Netgear R7800 exploration (IPQ8065, QCA9984)

I'm trying understand the results i get.

I'm saying that simultaneous netperf from clients to the netperf server through that AP suck (i.e. one client netperf can completely stop). No amount of adjusting ATF weights in this case seems to make a change.

If I simultaenous netperf clients from the netperf server to the clients, I don't see one of the clients come to a grinding halt and I can adjust the ATF weights (but only using a custom mod to the ath10k-ct driver for my device due to a bug) and see that netperf rates go down (or up) as I'd expect.

I may be wrong here, but I believe ATF can only control what's happening when the clients are downloading.

That thought had occurred to me, but I'm a non-expert and documentation is sparse. Still I suspect this behavior/observations may correlate with ATF being implemented.

I.e. netperf from clients to the netperf server through an AP did not use to suck (at least this bad) before ATF.

Maybe @tohojo can provide some input on the inner workings of ATF and also take a look at your test results to see if there's something wrong.

1 Like

This thread (i've been trying to figure this one out for some time). Skip to the latest tests starting here.

Sorry flint is too much trouble atm, but if this turns out to be something worth digging into, I'll go further.

Crashed again this morning. Same stack trace in the ramoops, but this time the error was to do with kernel paging. So again "random errors" potentially caused by the issues with frequency jumping/scaling.

I've just set the governors to performance and will try that out. Unfortunately it is a wait and see type error so i guess if i don't have a crash in 1-2 weeks that's a pretty good sign as a workaround.

Are you testing the master branch or the 21.02 branch?

I have reverted the ATF alfo for both. It’s e asier for 21.02, as it’s just removing patch files. For master, I have to create another patch file to patch back the old codes.

master - i have some ability to work out merge conflicts and minor run time errors provided I don't have to go to deep into it. Anything you can provide would be nice.

For the record, i'm not interested in (permanently) going back from ATF/AQL. I do want to eliminate them as a possible contributing factors or if they involved perhaps that might help to make them better.

At the least I'd like to understand why my wifi behaves as it does - e.g. I no longer test buffer bloat via wifi - it's almost always "bad" now if multiple clients are on the network. The same test from wired clients and it looks fine if not great. Buffer bloat tested from wifi use to be great for me - a long time ago now.

Ah ... IC.

I did not study how I can disable ATF. From what I can understand from the mac80211 sources, it looks like ATF is embedded into it, and will be difficult to yank it out.

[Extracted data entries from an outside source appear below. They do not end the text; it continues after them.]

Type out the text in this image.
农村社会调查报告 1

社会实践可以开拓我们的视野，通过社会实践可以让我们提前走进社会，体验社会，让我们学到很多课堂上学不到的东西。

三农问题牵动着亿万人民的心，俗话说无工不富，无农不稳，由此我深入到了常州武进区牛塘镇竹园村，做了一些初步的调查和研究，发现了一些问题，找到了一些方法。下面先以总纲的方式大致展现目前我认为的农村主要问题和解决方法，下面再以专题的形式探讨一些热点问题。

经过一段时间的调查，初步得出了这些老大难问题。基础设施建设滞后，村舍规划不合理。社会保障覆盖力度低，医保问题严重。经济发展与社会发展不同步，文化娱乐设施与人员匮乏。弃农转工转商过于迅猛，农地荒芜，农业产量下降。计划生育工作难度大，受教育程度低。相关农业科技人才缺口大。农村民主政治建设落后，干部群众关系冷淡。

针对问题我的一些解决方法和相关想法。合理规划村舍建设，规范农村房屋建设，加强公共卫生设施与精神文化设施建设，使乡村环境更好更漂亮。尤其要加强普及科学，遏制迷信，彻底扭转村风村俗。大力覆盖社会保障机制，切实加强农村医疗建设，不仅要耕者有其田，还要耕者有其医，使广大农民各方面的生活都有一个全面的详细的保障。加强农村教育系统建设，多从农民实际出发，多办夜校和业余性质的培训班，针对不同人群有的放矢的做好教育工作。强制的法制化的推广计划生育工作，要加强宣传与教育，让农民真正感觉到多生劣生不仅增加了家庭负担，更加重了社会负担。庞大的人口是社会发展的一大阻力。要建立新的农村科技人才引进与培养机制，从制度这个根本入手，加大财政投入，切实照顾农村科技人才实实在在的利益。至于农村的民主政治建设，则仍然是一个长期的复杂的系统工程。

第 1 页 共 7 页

So far tho, it looks like for the master branch, since Jun 2021, the mac80211 with ath10k's ATF behaviour has changed. This change for the 21.02 branch happened in Nov 2021. This change made my R7800's Wi-Fi unusable after a few days of up-time.

Anyway, from my understanding, it will be impossible to make Wi-Fi perform with low buffer bloat, as it largely depends how 'noisy' it is at your location. For me, at any one time, I can see more than 10 APs broadcasting in the same channel as my AP, at least for the non-DFS 80MHz channels (36, 149). Also, ATF only really affect the AP -> Client direction. Cannot really control Client -> AP, other than signalling to the clients that they can send to AP.

I think that the change I suspected to be causing issue for me may be causing issue for you as well. From what I understood of that change, there's an mac80211 API that the ath10k driver is using that dictates if ath10k may transmits to clients, and that change somehow is not sending traffic if it comes from the AP. I suspect this is causing issue with the mac80211 MAC signalling. Why it causes issues after a few days for me, I have no idea.

Alright, I'll keep following what you do.

In the mean time, i'm going to try some old builds that might predate the first time I started to notice this (Aug. 2020). My hope is that i can show i just didn't test enough with earlier builds with multiple clients (i.e. the "problem" has always been there, i just noticed it when more clients were on the AP).

Obviously I don't care so much about a buffer bloat test - I only tried testing due to family members complaining about video conferencing which didn't use to be a problem.

Some counter that increase for every bad report till it does reach an unreal value that compromise the entire network?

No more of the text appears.